Our summer was wonderful, including a memorable trip to Finland’s Perämeri National Park, visiting Kilpisjärvi once more and finally hiking through Malla’s strict nature reserve. Perämeri is special, because it’s challenging to visit (it consists of a group of islands and you need to hire a water taxi to get there).
Beyond these trips, there were countless wonderful moments in our day-to-day life, too: solving jigsaw puzzles, watching TV, hiking day trails and collecting berries. Despite ups and downs, we had many opportunities to laugh and enjoy each other’s company - and we did.
While interacting with Napu this year, I learned the importance of understanding trigger stacking, letting her make choices and providing her with a safe and positive environment to learn and grow. She was a joy to have with and around us.
Personal Growth
Even in a bad year there’s things to learn and take with me into what comes next. Here’s an incomplete list of some of the things I found valuable to have learned this year:
- I am pretty sure that I’d like to focus my efforts to grow professionally in the direction of code quality and software architecture. This is not the same as trying to become a tech lead or manager. And it’s good to know the difference.
- I have learned that it’s okay to watch VODs of the same Slay The Spire Streamers on Youtube while playing Dead Cells. This is my way to relax. I don’t need to impress anyone while relaxing. If this is what my brain wants to do after a hard day, that’s fine.
- Between 10 am and 1 pm is my crunch time. This is when my brain is the most capable and my environment permits the most undistracted work. It hasn’t always been that way. I was able to do some of my best work in the evenings before but this has changed. I feel like it’s immensely helpful to know when I can do my best work, because that means I know now which time slot needs to be protected the most.
- I learned that positive emotions make the biggest difference in habit formation. If I can bring myself to authentically feel good about doing a thing, chances are high(er) that I will do the same thing when I encounter the same trigger later. The old view is that habits form through repetition alone, but it’s actually the immediate positive feedback that I can induce myself by celebrating right after I did a thing that makes all the difference.
- Skipping breakfast as a form of intermittent fasting is actually not that hard.
- LLMs may be ethically and environmentally questionable but they are tools that are insanely helpful. They are here to stay. I have found great use cases and have had a chance to play around with more advanced features thanks to a GPTPlus subscription through my company.
- I took steps to improve my productivity setup this year and a couple of things that I feel like I finally understood:
- Use one tool to keep a certain kind of data (Task? OmniFocus, Note? Obsidian, Event? Fantastical. Misc. Reminder I can’t miss? Due.), link tasks and notes, but don’t write notes into your task management app and reminders for tasks or notes into your calendar. Have bright, clear lines what tool you use for what and remove redundancies ruthlessly.

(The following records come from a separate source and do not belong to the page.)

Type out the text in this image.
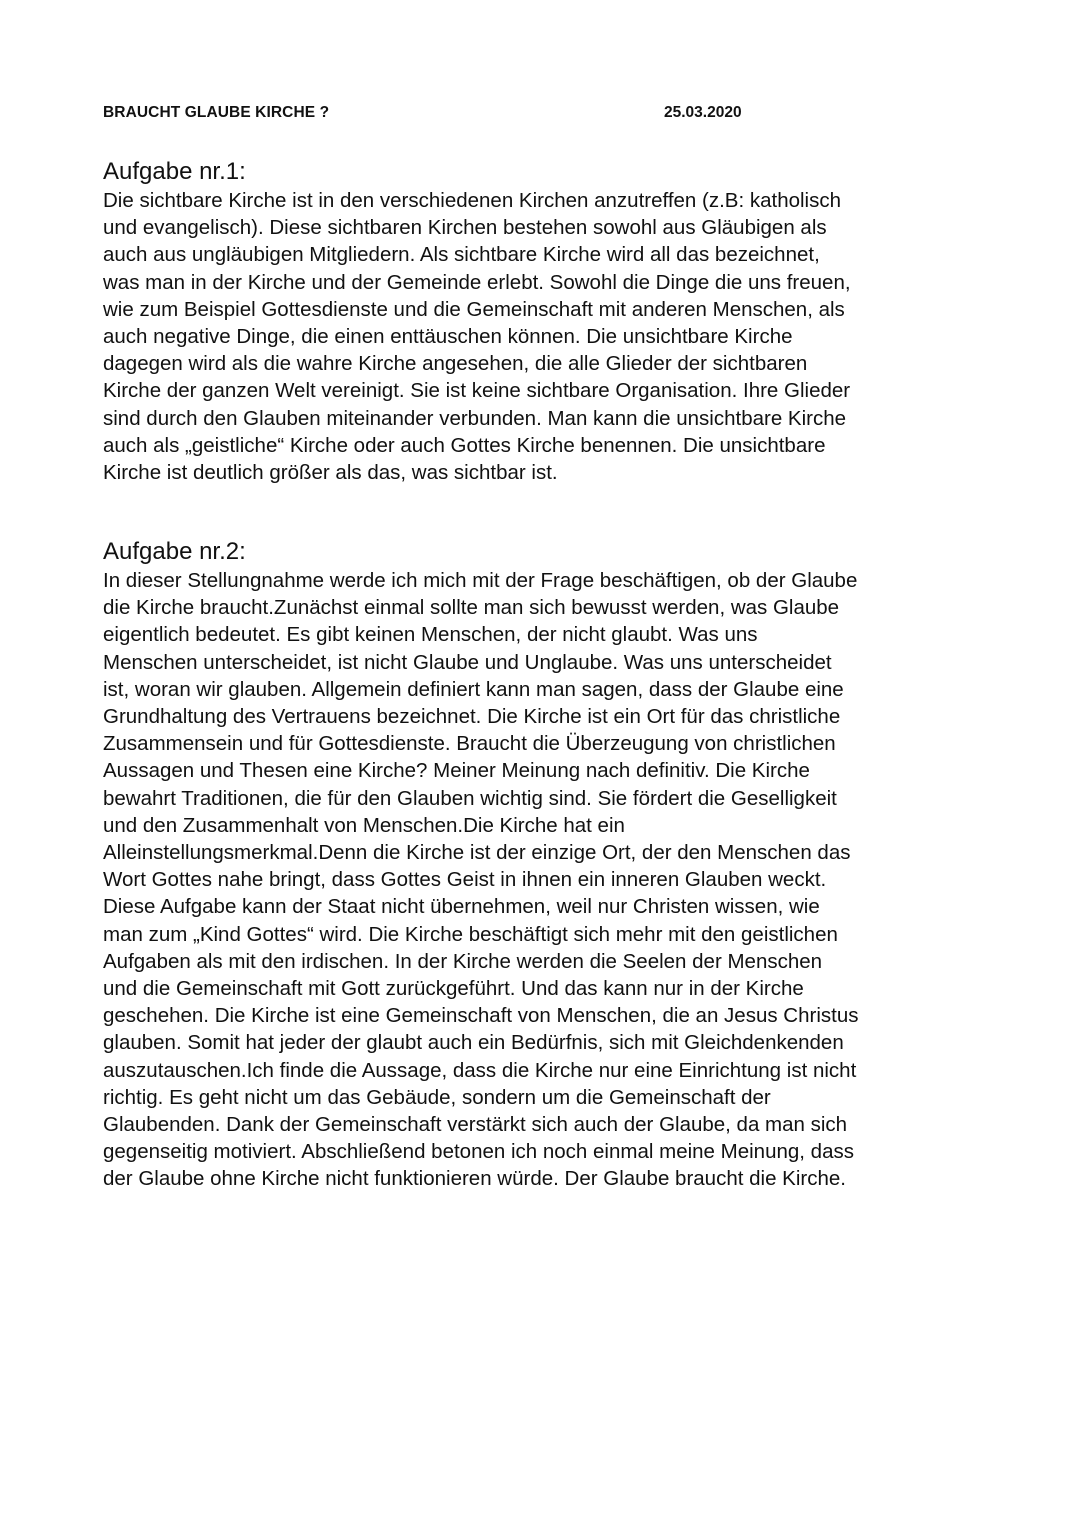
BRAUCHT GLAUBE KIRCHE ?	25.03.2020
Aufgabe nr.1:

Die sichtbare Kirche ist in den verschiedenen Kirchen anzutreffen (z.B: katholisch
und evangelisch). Diese sichtbaren Kirchen bestehen sowohl aus Gläubigen als
auch aus ungläubigen Mitgliedern. Als sichtbare Kirche wird all das bezeichnet,
was man in der Kirche und der Gemeinde erlebt. Sowohl die Dinge die uns freuen,
wie zum Beispiel Gottesdienste und die Gemeinschaft mit anderen Menschen, als
auch negative Dinge, die einen enttäuschen können. Die unsichtbare Kirche
dagegen wird als die wahre Kirche angesehen, die alle Glieder der sichtbaren
Kirche der ganzen Welt vereinigt. Sie ist keine sichtbare Organisation. Ihre Glieder
sind durch den Glauben miteinander verbunden. Man kann die unsichtbare Kirche
auch als „geistliche“ Kirche oder auch Gottes Kirche benennen. Die unsichtbare
Kirche ist deutlich größer als das, was sichtbar ist.

Aufgabe nr.2:

In dieser Stellungnahme werde ich mich mit der Frage beschäftigen, ob der Glaube
die Kirche braucht.Zunächst einmal sollte man sich bewusst werden, was Glaube
eigentlich bedeutet. Es gibt keinen Menschen, der nicht glaubt. Was uns
Menschen unterscheidet, ist nicht Glaube und Unglaube. Was uns unterscheidet
ist, woran wir glauben. Allgemein definiert kann man sagen, dass der Glaube eine
Grundhaltung des Vertrauens bezeichnet. Die Kirche ist ein Ort für das christliche
Zusammensein und für Gottesdienste. Braucht die Überzeugung von christlichen
Aussagen und Thesen eine Kirche? Meiner Meinung nach definitiv. Die Kirche
bewahrt Traditionen, die für den Glauben wichtig sind. Sie fördert die Geselligkeit
und den Zusammenhalt von Menschen.Die Kirche hat ein
Alleinstellungsmerkmal.Denn die Kirche ist der einzige Ort, der den Menschen das
Wort Gottes nahe bringt, dass Gottes Geist in ihnen ein inneren Glauben weckt.
Diese Aufgabe kann der Staat nicht übernehmen, weil nur Christen wissen, wie
man zum „Kind Gottes“ wird. Die Kirche beschäftigt sich mehr mit den geistlichen
Aufgaben als mit den irdischen. In der Kirche werden die Seelen der Menschen
und die Gemeinschaft mit Gott zurückgeführt. Und das kann nur in der Kirche
geschehen. Die Kirche ist eine Gemeinschaft von Menschen, die an Jesus Christus
glauben. Somit hat jeder der glaubt auch ein Bedürfnis, sich mit Gleichdenkenden
auszutauschen.Ich finde die Aussage, dass die Kirche nur eine Einrichtung ist nicht
richtig. Es geht nicht um das Gebäude, sondern um die Gemeinschaft der
Glaubenden. Dank der Gemeinschaft verstärkt sich auch der Glaube, da man sich
gegenseitig motiviert. Abschließend betonen ich noch einmal meine Meinung, dass
der Glaube ohne Kirche nicht funktionieren würde. Der Glaube braucht die Kirche.
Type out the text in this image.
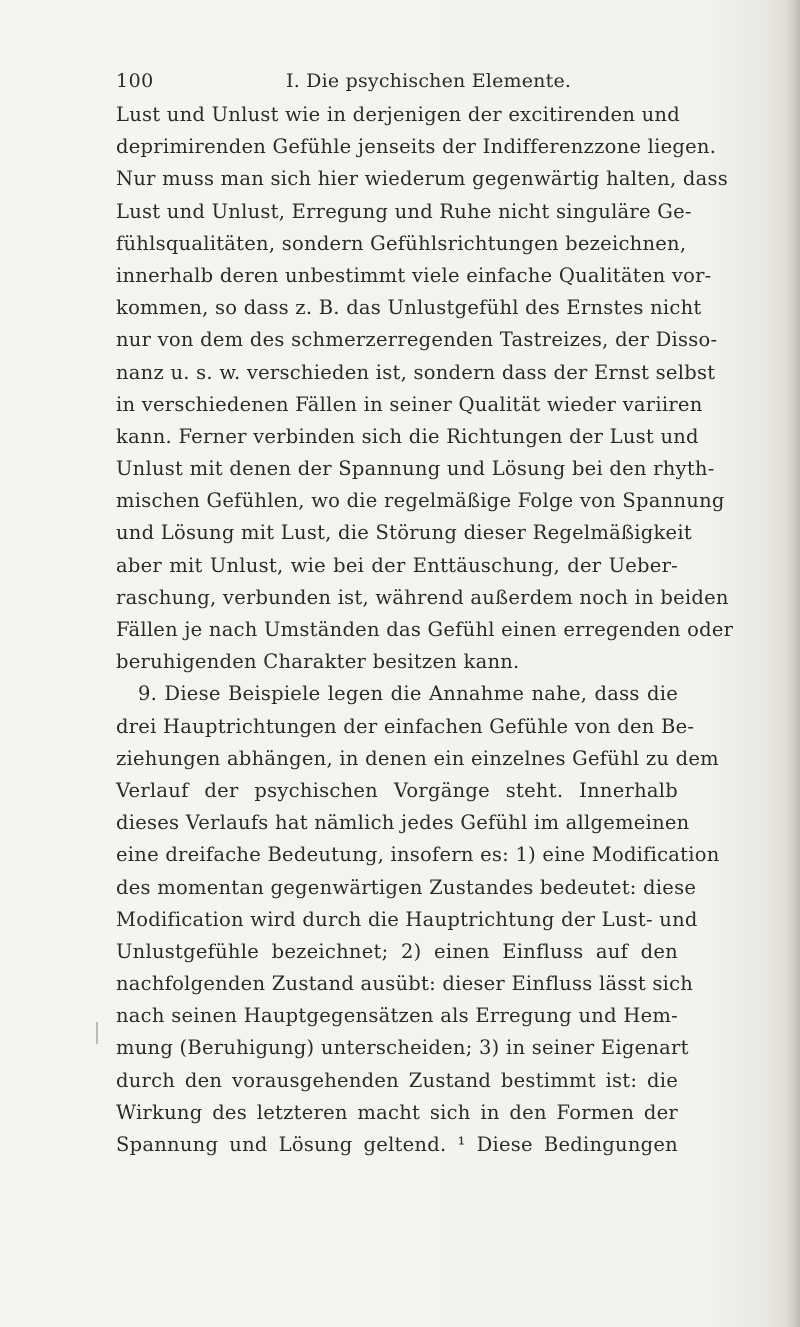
100	I. Die psychischen Elemente.
Lust und Unlust wie in derjenigen der excitirenden und
deprimirenden Gefühle jenseits der Indifferenzzone liegen.
Nur muss man sich hier wiederum gegenwärtig halten, dass
Lust und Unlust, Erregung und Ruhe nicht singuläre Ge-
fühlsqualitäten, sondern Gefühlsrichtungen bezeichnen,
innerhalb deren unbestimmt viele einfache Qualitäten vor-
kommen, so dass z. B. das Unlustgefühl des Ernstes nicht
nur von dem des schmerzerregenden Tastreizes, der Disso-
nanz u. s. w. verschieden ist, sondern dass der Ernst selbst
in verschiedenen Fällen in seiner Qualität wieder variiren
kann. Ferner verbinden sich die Richtungen der Lust und
Unlust mit denen der Spannung und Lösung bei den rhyth-
mischen Gefühlen, wo die regelmäßige Folge von Spannung
und Lösung mit Lust, die Störung dieser Regelmäßigkeit
aber mit Unlust, wie bei der Enttäuschung, der Ueber-
raschung, verbunden ist, während außerdem noch in beiden
Fällen je nach Umständen das Gefühl einen erregenden oder
beruhigenden Charakter besitzen kann.
9. Diese Beispiele legen die Annahme nahe, dass die
drei Hauptrichtungen der einfachen Gefühle von den Be-
ziehungen abhängen, in denen ein einzelnes Gefühl zu dem
Verlauf der psychischen Vorgänge steht. Innerhalb
dieses Verlaufs hat nämlich jedes Gefühl im allgemeinen
eine dreifache Bedeutung, insofern es: 1) eine Modification
des momentan gegenwärtigen Zustandes bedeutet: diese
Modification wird durch die Hauptrichtung der Lust- und
Unlustgefühle bezeichnet; 2) einen Einfluss auf den
nachfolgenden Zustand ausübt: dieser Einfluss lässt sich
nach seinen Hauptgegensätzen als Erregung und Hem-
mung (Beruhigung) unterscheiden; 3) in seiner Eigenart
durch den vorausgehenden Zustand bestimmt ist: die
Wirkung des letzteren macht sich in den Formen der
Spannung und Lösung geltend. ¹ Diese Bedingungen
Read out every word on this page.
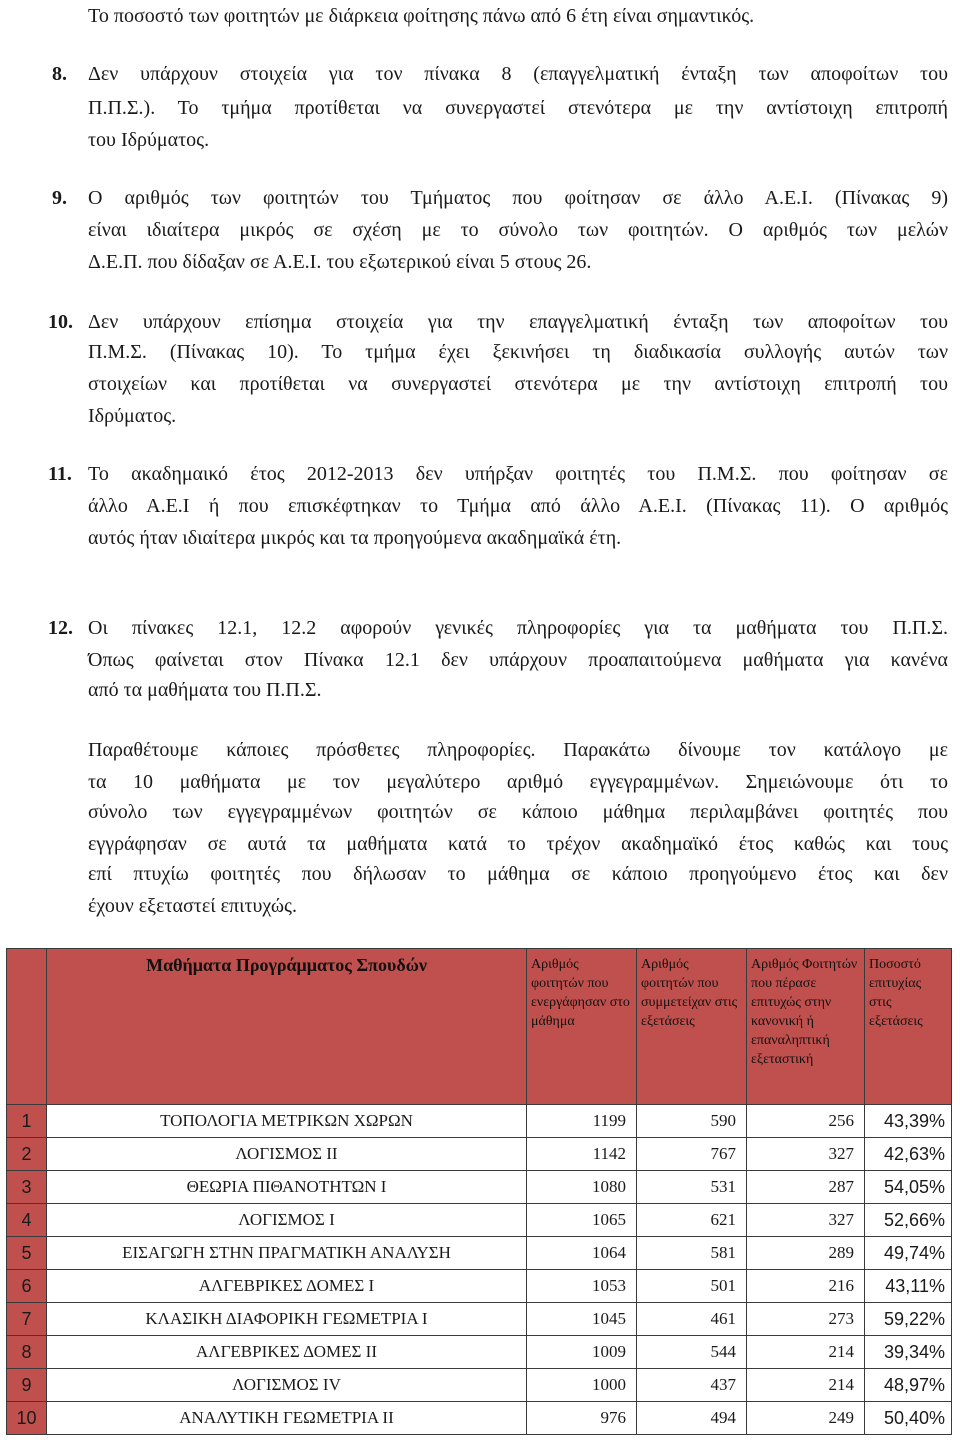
Το ποσοστό των φοιτητών με διάρκεια φοίτησης πάνω από 6 έτη είναι σημαντικός.
8. Δεν υπάρχουν στοιχεία για τον πίνακα 8 (επαγγελματική ένταξη των αποφοίτων του
Π.Π.Σ.). Το τμήμα προτίθεται να συνεργαστεί στενότερα με την αντίστοιχη επιτροπή
του Ιδρύματος.
9. Ο αριθμός των φοιτητών του Τμήματος που φοίτησαν σε άλλο Α.Ε.Ι. (Πίνακας 9)
είναι ιδιαίτερα μικρός σε σχέση με το σύνολο των φοιτητών. Ο αριθμός των μελών
Δ.Ε.Π. που δίδαξαν σε Α.Ε.Ι. του εξωτερικού είναι 5 στους 26.
10. Δεν υπάρχουν επίσημα στοιχεία για την επαγγελματική ένταξη των αποφοίτων του
Π.Μ.Σ. (Πίνακας 10). Το τμήμα έχει ξεκινήσει τη διαδικασία συλλογής αυτών των
στοιχείων και προτίθεται να συνεργαστεί στενότερα με την αντίστοιχη επιτροπή του
Ιδρύματος.
11. Το ακαδημαικό έτος 2012-2013 δεν υπήρξαν φοιτητές του Π.Μ.Σ. που φοίτησαν σε
άλλο Α.Ε.Ι ή που επισκέφτηκαν το Τμήμα από άλλο Α.Ε.Ι. (Πίνακας 11). Ο αριθμός
αυτός ήταν ιδιαίτερα μικρός και τα προηγούμενα ακαδημαϊκά έτη.
12. Οι πίνακες 12.1, 12.2 αφορούν γενικές πληροφορίες για τα μαθήματα του Π.Π.Σ.
Όπως φαίνεται στον Πίνακα 12.1 δεν υπάρχουν προαπαιτούμενα μαθήματα για κανένα
από τα μαθήματα του Π.Π.Σ.
Παραθέτουμε κάποιες πρόσθετες πληροφορίες. Παρακάτω δίνουμε τον κατάλογο με
τα 10 μαθήματα με τον μεγαλύτερο αριθμό εγγεγραμμένων. Σημειώνουμε ότι το
σύνολο των εγγεγραμμένων φοιτητών σε κάποιο μάθημα περιλαμβάνει φοιτητές που
εγγράφησαν σε αυτά τα μαθήματα κατά το τρέχον ακαδημαϊκό έτος καθώς και τους
επί πτυχίω φοιτητές που δήλωσαν το μάθημα σε κάποιο προηγούμενο έτος και δεν
έχουν εξεταστεί επιτυχώς.
	Μαθήματα Προγράμματος Σπουδών	Αριθμός φοιτητών που ενεργάφησαν στο μάθημα	Αριθμός φοιτητών που συμμετείχαν στις εξετάσεις	Αριθμός Φοιτητών που πέρασε επιτυχώς στην κανονική ή επαναληπτική εξεταστική	Ποσοστό επιτυχίας στις εξετάσεις
1	ΤΟΠΟΛΟΓΙΑ ΜΕΤΡΙΚΩΝ ΧΩΡΩΝ	1199	590	256	43,39%
2	ΛΟΓΙΣΜΟΣ ΙΙ	1142	767	327	42,63%
3	ΘΕΩΡΙΑ ΠΙΘΑΝΟΤΗΤΩΝ Ι	1080	531	287	54,05%
4	ΛΟΓΙΣΜΟΣ Ι	1065	621	327	52,66%
5	ΕΙΣΑΓΩΓΗ ΣΤΗΝ ΠΡΑΓΜΑΤΙΚΗ ΑΝΑΛΥΣΗ	1064	581	289	49,74%
6	ΑΛΓΕΒΡΙΚΕΣ ΔΟΜΕΣ Ι	1053	501	216	43,11%
7	ΚΛΑΣΙΚΗ ΔΙΑΦΟΡΙΚΗ ΓΕΩΜΕΤΡΙΑ Ι	1045	461	273	59,22%
8	ΑΛΓΕΒΡΙΚΕΣ ΔΟΜΕΣ ΙΙ	1009	544	214	39,34%
9	ΛΟΓΙΣΜΟΣ ΙV	1000	437	214	48,97%
10	ΑΝΑΛΥΤΙΚΗ ΓΕΩΜΕΤΡΙΑ ΙΙ	976	494	249	50,40%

- Use only what you need, when you need it. Sometimes I only need a note. Sometimes I only need a reminder in Due, sometimes I need to do elaborate planning and tracking in OmniFocus, with a canvas and lots of notes in Obsidian, time blocking in my calendar, etc. The important point is that the ratio of work to “meta work” should be correct. If I work more to organize my work than actually doing my tasks I’m in trouble.
Looking Forward
Despite 2023’s terrible end, there were moments of happiness and growth. However, I’m approaching 2024 with cautious optimism.
What makes a good year is a smaller gap between my expectations and reality, leading to fewer disappointments. The new year will be about managing expectations and rolling with the punches. I’m prepared to do both!